6th Annual BMRP Investigator Meeting - Abstract
Immunoablation and Hematopoietic Stem Cell Therapy for Refractory Crohn's Disease; Six Year Follow-up; Initiation of Randomized Study
Robert M. Craig1,a, Yu Oyama1, Kathleen Quigley1, Laisvyde Statkute1, Dzemila Spahovic1, Amy Halverson1, Mary Brush1, Larissa Verda1, Willem J. S. de Villiers2, Borko Jovanovic1 and Richard K. Burt1
1Department of Medicine, Northwestern University (Chicago, Illinois, U.S.A.); 2University of Kentucky Medical Center (Lexington, U.S.A.)
Objective: To report on the clinical course following autologous hematopoietic stem cell transplantation (HSCT) with lymphoablation in a cohort of refractory Crohn’s disease (CD), in terms of clinical remissions, relapses, and requirement for surgery.

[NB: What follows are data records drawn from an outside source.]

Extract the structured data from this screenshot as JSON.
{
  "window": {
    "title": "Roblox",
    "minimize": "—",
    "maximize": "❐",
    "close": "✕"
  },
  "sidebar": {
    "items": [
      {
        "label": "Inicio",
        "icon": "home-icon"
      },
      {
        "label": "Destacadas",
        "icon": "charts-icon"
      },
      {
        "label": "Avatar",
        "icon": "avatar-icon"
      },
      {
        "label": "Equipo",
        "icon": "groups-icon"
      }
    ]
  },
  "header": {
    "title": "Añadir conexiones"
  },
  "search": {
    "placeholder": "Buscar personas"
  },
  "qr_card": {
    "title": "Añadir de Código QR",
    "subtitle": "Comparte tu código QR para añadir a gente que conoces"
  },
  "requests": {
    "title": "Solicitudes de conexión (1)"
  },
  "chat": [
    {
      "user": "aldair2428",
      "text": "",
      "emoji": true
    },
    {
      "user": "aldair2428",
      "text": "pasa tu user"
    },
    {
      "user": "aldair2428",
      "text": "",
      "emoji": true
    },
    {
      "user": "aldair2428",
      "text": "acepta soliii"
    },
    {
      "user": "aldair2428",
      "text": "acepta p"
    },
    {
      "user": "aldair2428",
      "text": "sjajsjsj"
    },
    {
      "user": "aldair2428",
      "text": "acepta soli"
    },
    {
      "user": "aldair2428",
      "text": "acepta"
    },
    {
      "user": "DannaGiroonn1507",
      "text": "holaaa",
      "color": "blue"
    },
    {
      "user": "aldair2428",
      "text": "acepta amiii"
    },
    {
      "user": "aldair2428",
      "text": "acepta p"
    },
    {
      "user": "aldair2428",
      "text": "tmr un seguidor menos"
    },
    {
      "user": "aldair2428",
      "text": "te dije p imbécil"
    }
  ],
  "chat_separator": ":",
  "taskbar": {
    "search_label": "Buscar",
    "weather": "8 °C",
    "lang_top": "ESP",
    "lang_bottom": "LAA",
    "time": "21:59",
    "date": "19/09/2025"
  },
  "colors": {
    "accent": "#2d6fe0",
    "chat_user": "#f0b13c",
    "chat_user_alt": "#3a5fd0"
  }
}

Design: Open label, non-randomized, cohort study; initiation of controlled study comparing HSCT vs. delayed HSCT.
Setting: A tertiary care medical center.
Patients: Patients with severe CD who have failed standard therapy including infliximab, whose Crohn’s Disease Activity Index (CDAI) was > 250, and/or Crohn’s Severity Index (CSI) was > 16 were accessed for therapy.
Intervention: Stem cells were mobilized from the peripheral blood using cyclophosphamide (2.0 g/m2) and G-CSF (10 ug/kg/day), enriched ex vivo by CD34+ selection, and re-infused after immune conditioning with cyclophosphamide (200 mg/kg) and either equine anti-thymocyte globulin (ATG) (90 mg/kg) or rabbit ATG, 6 mg/kg.
Main outcome measures: Primary outcomes of safety, clinical variables, small bowel radiography, and colonoscopy were followed annually post HSCT. The subjects were also analyzed in terms of relapses and remissions. Secondary considerations included T regulatory (Treg) cells and genetic studies.
Results: 21 subjects have undergone the therapy successfully. HSCT had no treatment related mortality. Usually, diarrhea and abdominal pain resolved prior to hospital discharge. Perianal fistulae, colonic strictures, and perianal disease were slower to resolve. CDAI and Crohn’s sefverity index (CSI) improved over baseline at each interval. Following HSCT, a robust rise in CD4+CD25+(bright) T-cells was observed. Genetic studies showed heterozygotic NOD2 or TLR5 variants in only 4 subjects. 9 subjects have had relapse, 5 of whom required surgery. Three others required surgery for ileal stricture or colovesicle fistula, unrelated to relapse. 18 subjects are in clinical remission defined as having a CDAI < 150, a CSI < 12, and no corticosteroid therapy (1- 6yrs; 3- 5yrs; 4- 4yrs; 4- 3yrs; 4- 2yrs; 2- 6mos. 3 remain in relapse. One subject has been enlisted in the controlled study (HSCT arm) and is doing well. Two others have been accepted for study.
Conclusion: The experience in the first 21 patients who received this radical therapy continues to be encouraging, although relapses have occurred.